Evvel zaman içinde yemyeşil çayırların, çiçekli vadilerin süslediği bir köy varmış. Köylüler sabah kuş sesleriyle tarlalarına gider, akşam kızıl gün batımını seyrederek dinlenirmiş. O köyde doğaya sevdalı küçük bir kız yaşarmış: Yağmur. Boş kaldıkça bahçeye çıkar, çiçeklere su verir, karıncaların telaşını, arıların vızıltısını izler, “Ne güzelsiniz!” diye fısıldarmış.
Bir gün papatyanın üstünde kırmızı benekli minik bir uğur böceği görmüş. Elini dikkatle uzatıp avucuna alınca ince bir ses işitmiş:
— “Beni çiçeklerin üzerinde gezdirdiğin için teşekkür ederim. Kalbin temiz olduğu için konuşuyorum. Beni nazikçe taşır, çevrene sevgi saçmaya devam edersen köyüne uğur ve bereket getireceğim.”
Yağmur şaşkın ama sevinçliymiş:
— “Söz veriyorum; daima iyi olacağım.”
O günden sonra Yağmur her sabah uğur böceğini çiçekten çiçeğe kondurmuş. Çok geçmeden köyde bolluk hissedilmiş: tarlalar daha verimli, hayvanlar daha sütlü, meyve ağaçları daha gür olmuş. Köylüler şükrederek “Bereketimiz arttı!” dermiş, ama sırrı yalnız Yağmur bilirmiş.
Köyün dışında hırslı bir adam yaşarmış: Ziya. Köylülerin mutluluğunu kıskanıp “Bu bolluğun kaynağı ne?” diye araştırmış. Sonunda Yağmur’un sihirli uğur böceği taşıdığı söylentisini duymuş. Bir gece gizlice bahçeye süzülmüş. Yağmur, uyumadan önce böceği bir gül yaprağına bırakmış. Ziya tam yakalamak üzereyken uğur böceği kanatlanıp kaybolmuş; o da öfkeli dönmüş.
Sabah Yağmur böceğini göremeyince üzülmüş, ama papatyaların altından minik ses duymuş:
— “Buradayım, merak etme. Gece peşimize düştüler, saklandım.”
Yağmur derin bir nefes almış. Ziya vazgeçmemiş: Köy meydanında “Bereketin kaynağını buldum! Sihirli böceği kullanıp servet kazanalım!” diye haykırmış. Bazıları heveslenmişse de Yağmur sakinlikle konuşmuş:
— “Bu böcek yalnız sevgi ve merhamet görenlere uğur getirir; zorla tutulursa sihri söner.”

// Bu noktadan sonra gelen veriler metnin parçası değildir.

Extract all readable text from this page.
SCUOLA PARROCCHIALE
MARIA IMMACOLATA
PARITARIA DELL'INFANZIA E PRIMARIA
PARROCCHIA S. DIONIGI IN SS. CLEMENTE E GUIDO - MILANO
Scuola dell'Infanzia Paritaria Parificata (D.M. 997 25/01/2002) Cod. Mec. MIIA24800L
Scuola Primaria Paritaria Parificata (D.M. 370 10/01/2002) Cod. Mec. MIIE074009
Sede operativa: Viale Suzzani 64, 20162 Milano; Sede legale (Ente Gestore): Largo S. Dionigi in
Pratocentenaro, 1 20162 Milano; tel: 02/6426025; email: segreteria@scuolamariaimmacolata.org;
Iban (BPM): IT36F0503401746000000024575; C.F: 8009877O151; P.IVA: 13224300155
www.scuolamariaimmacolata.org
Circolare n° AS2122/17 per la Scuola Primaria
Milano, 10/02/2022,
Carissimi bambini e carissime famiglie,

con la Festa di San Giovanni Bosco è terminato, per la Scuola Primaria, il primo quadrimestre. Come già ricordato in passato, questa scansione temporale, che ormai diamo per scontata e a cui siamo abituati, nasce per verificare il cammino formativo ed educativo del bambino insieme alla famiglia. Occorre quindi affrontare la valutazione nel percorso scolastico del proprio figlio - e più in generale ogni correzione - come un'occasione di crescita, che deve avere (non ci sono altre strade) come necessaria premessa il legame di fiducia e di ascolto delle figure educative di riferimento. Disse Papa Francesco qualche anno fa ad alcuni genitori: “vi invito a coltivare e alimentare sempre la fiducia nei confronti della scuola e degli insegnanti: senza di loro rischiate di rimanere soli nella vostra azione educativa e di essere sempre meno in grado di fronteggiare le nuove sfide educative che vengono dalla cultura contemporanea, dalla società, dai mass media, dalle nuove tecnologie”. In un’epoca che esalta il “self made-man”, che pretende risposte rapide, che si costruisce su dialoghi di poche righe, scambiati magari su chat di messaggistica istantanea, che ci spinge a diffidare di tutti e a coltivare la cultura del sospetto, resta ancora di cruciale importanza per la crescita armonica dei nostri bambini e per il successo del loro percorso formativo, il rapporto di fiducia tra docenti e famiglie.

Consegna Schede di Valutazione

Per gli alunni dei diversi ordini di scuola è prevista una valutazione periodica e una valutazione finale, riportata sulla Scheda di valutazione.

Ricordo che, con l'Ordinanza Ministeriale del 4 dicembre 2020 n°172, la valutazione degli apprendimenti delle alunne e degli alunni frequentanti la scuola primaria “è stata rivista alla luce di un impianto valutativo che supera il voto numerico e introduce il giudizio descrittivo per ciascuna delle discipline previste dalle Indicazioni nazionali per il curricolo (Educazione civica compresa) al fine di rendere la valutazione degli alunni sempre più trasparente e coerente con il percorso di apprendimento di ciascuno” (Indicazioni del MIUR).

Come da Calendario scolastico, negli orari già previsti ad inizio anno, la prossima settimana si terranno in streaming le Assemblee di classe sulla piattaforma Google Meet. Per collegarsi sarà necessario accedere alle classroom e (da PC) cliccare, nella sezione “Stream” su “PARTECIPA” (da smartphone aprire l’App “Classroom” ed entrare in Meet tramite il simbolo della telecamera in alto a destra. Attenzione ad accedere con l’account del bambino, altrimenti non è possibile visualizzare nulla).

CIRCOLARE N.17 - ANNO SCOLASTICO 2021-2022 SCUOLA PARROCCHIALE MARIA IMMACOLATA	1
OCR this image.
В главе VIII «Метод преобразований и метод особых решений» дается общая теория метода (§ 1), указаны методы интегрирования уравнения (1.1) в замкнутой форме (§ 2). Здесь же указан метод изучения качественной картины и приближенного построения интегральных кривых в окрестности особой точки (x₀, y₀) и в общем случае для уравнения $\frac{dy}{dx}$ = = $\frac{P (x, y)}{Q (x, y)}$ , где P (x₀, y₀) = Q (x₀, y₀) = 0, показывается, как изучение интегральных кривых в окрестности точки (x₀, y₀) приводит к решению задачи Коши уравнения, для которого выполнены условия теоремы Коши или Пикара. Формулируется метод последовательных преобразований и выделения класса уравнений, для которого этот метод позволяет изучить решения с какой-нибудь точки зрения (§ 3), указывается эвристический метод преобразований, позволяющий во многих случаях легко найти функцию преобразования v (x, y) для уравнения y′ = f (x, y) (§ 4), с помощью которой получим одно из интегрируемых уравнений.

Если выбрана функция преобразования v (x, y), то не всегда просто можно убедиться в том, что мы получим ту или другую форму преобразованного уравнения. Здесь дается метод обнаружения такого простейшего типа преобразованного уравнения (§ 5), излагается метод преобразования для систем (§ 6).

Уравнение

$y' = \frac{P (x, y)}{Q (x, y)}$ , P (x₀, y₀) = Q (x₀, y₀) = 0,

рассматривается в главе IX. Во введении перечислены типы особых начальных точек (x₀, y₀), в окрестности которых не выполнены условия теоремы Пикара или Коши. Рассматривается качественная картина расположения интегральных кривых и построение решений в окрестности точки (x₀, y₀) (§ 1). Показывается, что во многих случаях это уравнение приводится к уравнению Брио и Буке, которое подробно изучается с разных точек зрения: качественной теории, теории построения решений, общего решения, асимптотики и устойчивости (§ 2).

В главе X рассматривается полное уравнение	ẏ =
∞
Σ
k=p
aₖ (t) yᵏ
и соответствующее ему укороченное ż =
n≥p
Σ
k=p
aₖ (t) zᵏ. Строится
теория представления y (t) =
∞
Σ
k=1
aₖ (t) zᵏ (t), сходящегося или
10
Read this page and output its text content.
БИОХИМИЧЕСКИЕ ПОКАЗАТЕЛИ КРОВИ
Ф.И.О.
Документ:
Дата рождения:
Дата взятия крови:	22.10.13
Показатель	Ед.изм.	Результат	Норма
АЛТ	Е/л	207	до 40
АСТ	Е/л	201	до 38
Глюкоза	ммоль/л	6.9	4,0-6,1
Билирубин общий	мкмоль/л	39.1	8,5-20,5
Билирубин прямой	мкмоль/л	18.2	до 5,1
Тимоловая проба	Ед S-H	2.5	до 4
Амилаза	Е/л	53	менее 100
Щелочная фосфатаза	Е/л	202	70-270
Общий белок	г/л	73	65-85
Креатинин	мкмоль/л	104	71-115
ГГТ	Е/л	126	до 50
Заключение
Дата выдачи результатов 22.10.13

Ama Ziya hırsına yenik düşmüş; bahçeye koşup böceği avucuna hapsetmiş. O an kara bulutlar toplanmış, rüzgâr uğuldamış, çiçekler başını eğmiş. Uğur böceği cılız bir sesle demiş ki:
— “Ben, iyilikle taşınırım; zorla tutan kendi şansını kapatır.”
Ziya titremiş, pişman olmuş, avucunu açmış. Böcek hemen uçup Yağmur’un omzuna konmuş; bulutlar dağılmış, güneş yeniden gülümsemiş.
Köylüler o anda anlamış ki gerçek bereket sevgi, saygı ve paylaşımda gizlidir. Yağmur böceğini nazikçe çiçekler arasında gezdirmeyi sürdürmüş, köy halkı da iyiliği elden bırakmamış.
Böylece “Uğur Böceği Masalı” kulaktan kulağa yayılmış; her dinleyene sevginin en büyük sihir, temiz bir kalbin de en kıymetli uğur olduğunu hatırlatmış.